L’EI adopte – ou se résigne – à une stratégie consistant à jeter sur des innocents tout ce qui peut se recruter dans nos rues, dans nos villes, comme paumés, comme cinglés déshumanisés, et leur offre une sanglante cause. Pour peu qu’il parvienne à poser en étendard des pauvres sans espoir et des réprouvés, nous sommes mal. Aucune « fermeté » n’étoufferait la vague. Ça n’a jamais marché. Jamais.

Peut-être est-ce surtout cela qu’il faut éviter, contre cela qu’il faut allumer, dès aujourd’hui, des contrefeux. Que faire pour couper ce vivier des recruteurs du crime de masse ? Qu’avons-nous fait, qui marche, ou qui n’a pas marché ? Quelle espérance notre monde propose-t-il ? Pourquoi un jour, tel désespéré fait-il le choix du meurtre – et beaucoup d’autres, Dieu merci, jamais ? Autant de questions à résoudre, sans quoi la lutte antiterroriste risque de consister à endiguer la pluie avec des gobelets en plastique.

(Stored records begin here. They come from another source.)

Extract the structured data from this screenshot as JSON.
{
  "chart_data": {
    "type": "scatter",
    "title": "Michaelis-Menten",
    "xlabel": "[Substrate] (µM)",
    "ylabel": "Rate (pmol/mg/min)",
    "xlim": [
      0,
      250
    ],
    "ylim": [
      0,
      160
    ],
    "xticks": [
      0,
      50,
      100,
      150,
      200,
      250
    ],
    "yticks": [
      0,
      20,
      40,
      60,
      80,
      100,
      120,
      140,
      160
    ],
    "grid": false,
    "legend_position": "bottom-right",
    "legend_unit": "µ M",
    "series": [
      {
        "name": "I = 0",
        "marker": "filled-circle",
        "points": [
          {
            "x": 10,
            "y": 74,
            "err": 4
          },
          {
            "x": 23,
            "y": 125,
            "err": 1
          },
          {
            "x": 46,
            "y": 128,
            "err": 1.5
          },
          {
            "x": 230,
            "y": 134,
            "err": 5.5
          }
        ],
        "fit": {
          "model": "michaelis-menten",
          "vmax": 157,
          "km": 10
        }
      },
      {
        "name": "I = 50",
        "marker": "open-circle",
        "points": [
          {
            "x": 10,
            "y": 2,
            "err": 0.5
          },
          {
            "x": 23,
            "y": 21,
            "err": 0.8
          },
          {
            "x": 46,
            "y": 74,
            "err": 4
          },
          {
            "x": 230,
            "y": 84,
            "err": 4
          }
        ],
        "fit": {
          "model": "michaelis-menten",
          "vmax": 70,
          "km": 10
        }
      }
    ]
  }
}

Et pendant ce temps, l’on repousse aux calendes grecques l’avènement du seul monde nouveau qui nous sauvera vraiment, qui sauvera nos « valeurs » mais surtout notre existence même. Nous oublions qu’il est un ennemi pire que Daech, qui tue à coups de cancers et de typhons, à coups de sols ravinés et d’abeilles mortes, à coups d’espèces disparues et d’eaux polluées. Aucun monde nouveau n’est viable s’il ne relève en priorité CES défis. D’autant plus que l’extension des déserts, la perte de terres agricoles viables, et les diverses autres calamités écologiques qui frappent dès à présent les pays du Sud ne cessent de jeter sur les routes toujours plus de désespérés, parmi lesquelles toujours plus de recrues potentielles pour l’EI, les shebab et autres sinistres drapeaux noirs.

Un monde meurt, de tous les côtés à la fois, et bien rares sont les signes que la vie refleurira ensuite. Il faut avant tout les semer, les faire germer, les soigner.